During combat, one of the key aspects is managing the amount of Either you have, which is paramount to surviving tougher battles.. Either is one of the most important things to pay attention to during combat, as running out will leave you exposed and only by replenishing it will allow you to continue to use your most powerful abilities. The other big use of Either comes into play when using your overdrive ability, which will allow you to attack multiple times with one character if the either gauge is over a specific amount.
The best moments of combat come during the game’s boss fights. When a boss fight activates, the student’s high school comes under attack by a giant demon. These encounters have a type of timer and must be defeated before the demon reaches a specific destination, and will slowly move closer and closer to the school and feature multiple body parts for you do destroy. Destroying the boss’s body parts is essential, as these sections will have their own attack turn and will eventually overwhelm the party. Unfortunately, the destroyed body parts will regenerate making you feel like you just aren’t making much a difference. The end of the boss fight also comes with an awesome boss killing animation that’s different for each boss.
Blue Reflections’ soundtrack is pretty catchy and has some memorable tracks, particularly the standard battle and boss themes. Graphically the game can be gorgeous at times and other times drab and ugly.
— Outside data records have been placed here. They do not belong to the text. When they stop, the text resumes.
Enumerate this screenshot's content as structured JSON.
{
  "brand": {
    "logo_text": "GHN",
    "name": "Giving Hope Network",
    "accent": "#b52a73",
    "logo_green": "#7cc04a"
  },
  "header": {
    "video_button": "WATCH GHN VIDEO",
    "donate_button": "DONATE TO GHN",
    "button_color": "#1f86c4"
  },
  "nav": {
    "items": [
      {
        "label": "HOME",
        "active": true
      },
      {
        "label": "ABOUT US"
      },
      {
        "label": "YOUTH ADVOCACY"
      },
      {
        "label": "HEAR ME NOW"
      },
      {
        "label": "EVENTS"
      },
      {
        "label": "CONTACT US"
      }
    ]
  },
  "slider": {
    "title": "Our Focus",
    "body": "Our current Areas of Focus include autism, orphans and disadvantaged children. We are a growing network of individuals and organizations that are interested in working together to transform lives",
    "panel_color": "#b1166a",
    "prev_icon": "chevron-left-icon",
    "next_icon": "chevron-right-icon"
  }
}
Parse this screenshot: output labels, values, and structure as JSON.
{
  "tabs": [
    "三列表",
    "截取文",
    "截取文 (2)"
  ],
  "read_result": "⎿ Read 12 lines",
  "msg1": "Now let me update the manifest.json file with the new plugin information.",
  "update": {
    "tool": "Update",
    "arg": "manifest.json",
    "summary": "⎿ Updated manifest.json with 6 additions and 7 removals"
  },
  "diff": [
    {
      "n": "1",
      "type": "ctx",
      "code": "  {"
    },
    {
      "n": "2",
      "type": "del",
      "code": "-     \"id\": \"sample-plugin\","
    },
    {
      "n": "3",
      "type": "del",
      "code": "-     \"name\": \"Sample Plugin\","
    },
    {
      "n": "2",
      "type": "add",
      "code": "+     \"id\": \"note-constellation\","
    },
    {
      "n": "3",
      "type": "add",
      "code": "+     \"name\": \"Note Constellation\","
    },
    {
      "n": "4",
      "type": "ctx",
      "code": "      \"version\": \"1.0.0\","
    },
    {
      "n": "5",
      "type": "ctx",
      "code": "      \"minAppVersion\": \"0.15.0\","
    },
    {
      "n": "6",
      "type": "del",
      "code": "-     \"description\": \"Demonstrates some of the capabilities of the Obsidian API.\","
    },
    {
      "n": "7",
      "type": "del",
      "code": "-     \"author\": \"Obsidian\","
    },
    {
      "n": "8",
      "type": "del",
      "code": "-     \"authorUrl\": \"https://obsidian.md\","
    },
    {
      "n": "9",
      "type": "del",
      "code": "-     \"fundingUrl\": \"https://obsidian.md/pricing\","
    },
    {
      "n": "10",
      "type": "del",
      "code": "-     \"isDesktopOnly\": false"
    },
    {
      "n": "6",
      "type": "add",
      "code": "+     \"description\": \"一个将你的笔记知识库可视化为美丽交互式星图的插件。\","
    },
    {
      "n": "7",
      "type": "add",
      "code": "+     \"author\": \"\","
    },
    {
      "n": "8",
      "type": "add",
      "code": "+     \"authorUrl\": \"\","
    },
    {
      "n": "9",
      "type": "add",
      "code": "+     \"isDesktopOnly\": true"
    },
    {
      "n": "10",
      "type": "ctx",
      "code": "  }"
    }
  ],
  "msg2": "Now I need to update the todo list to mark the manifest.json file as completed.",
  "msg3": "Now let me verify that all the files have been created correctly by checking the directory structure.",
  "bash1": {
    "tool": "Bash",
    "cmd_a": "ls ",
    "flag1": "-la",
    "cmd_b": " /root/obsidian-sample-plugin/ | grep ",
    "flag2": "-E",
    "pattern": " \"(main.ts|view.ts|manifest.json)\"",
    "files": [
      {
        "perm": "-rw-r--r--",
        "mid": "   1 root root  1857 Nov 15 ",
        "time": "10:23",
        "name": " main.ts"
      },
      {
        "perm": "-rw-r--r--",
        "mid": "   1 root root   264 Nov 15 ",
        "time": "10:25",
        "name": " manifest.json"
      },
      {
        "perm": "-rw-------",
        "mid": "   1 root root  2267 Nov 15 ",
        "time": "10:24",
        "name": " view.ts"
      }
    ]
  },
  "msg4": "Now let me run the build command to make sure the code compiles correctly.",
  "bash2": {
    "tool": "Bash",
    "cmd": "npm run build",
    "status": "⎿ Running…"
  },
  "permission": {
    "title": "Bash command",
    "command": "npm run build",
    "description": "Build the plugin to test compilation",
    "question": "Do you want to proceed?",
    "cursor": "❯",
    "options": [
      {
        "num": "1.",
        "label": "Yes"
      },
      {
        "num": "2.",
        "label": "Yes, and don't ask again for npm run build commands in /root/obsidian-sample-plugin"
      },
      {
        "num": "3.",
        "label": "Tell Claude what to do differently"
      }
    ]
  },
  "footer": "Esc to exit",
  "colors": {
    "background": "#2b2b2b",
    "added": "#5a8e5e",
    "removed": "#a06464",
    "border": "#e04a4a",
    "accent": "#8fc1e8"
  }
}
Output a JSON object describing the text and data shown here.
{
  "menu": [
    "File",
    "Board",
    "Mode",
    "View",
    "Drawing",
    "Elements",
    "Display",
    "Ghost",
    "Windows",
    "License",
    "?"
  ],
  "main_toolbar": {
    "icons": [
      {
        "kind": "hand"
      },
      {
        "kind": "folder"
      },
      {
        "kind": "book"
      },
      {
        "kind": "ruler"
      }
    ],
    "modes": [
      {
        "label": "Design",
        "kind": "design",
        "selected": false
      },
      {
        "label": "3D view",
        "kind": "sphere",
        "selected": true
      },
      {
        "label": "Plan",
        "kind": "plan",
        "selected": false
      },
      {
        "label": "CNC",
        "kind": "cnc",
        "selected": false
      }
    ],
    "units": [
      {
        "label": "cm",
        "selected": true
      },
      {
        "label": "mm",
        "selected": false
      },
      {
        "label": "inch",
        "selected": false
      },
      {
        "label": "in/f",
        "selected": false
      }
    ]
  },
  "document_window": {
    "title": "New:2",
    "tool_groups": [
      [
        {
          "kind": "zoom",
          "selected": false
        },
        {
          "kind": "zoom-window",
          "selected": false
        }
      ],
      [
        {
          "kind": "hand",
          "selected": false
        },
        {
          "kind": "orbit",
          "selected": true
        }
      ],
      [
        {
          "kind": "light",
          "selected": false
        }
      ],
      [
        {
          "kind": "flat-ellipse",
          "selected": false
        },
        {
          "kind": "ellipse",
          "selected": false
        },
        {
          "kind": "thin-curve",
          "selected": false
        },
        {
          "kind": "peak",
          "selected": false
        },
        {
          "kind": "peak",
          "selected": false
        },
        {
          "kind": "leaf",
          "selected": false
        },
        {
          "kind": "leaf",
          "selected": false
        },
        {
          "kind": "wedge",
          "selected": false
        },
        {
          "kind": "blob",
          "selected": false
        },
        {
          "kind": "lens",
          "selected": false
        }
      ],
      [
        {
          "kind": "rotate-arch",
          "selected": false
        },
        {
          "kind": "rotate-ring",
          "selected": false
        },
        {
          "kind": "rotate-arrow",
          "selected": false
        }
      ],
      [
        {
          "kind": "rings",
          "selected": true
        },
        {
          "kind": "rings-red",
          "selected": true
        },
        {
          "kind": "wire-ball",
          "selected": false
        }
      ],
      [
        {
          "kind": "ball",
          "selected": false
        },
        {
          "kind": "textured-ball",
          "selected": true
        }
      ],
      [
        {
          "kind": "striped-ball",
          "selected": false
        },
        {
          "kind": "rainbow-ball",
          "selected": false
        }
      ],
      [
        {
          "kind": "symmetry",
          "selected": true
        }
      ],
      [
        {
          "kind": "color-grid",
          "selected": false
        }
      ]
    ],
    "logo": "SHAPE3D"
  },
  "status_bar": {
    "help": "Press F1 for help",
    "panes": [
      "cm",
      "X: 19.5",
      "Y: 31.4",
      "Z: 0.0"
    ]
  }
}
Character models are incredibly detailed and pose a striking, vibrant color palette as do most of the Common area locations, which look quite impressive. On the other hand all the locations outside of the Common locations are fairly boring and aren’t very impressive whatsoever.
Blue Reflection has tried to create a more simplified and user friendly version of Persona. It may have succeeded in some regards but failed in most others because most of it is fundamentally dull. Solving high school teenage problems is not something I would consider fun. Thankfully the game’s combat come to the rescue to add some enjoyment but just not enough to make Blue Reflection stand out or prove an especially memorable experience.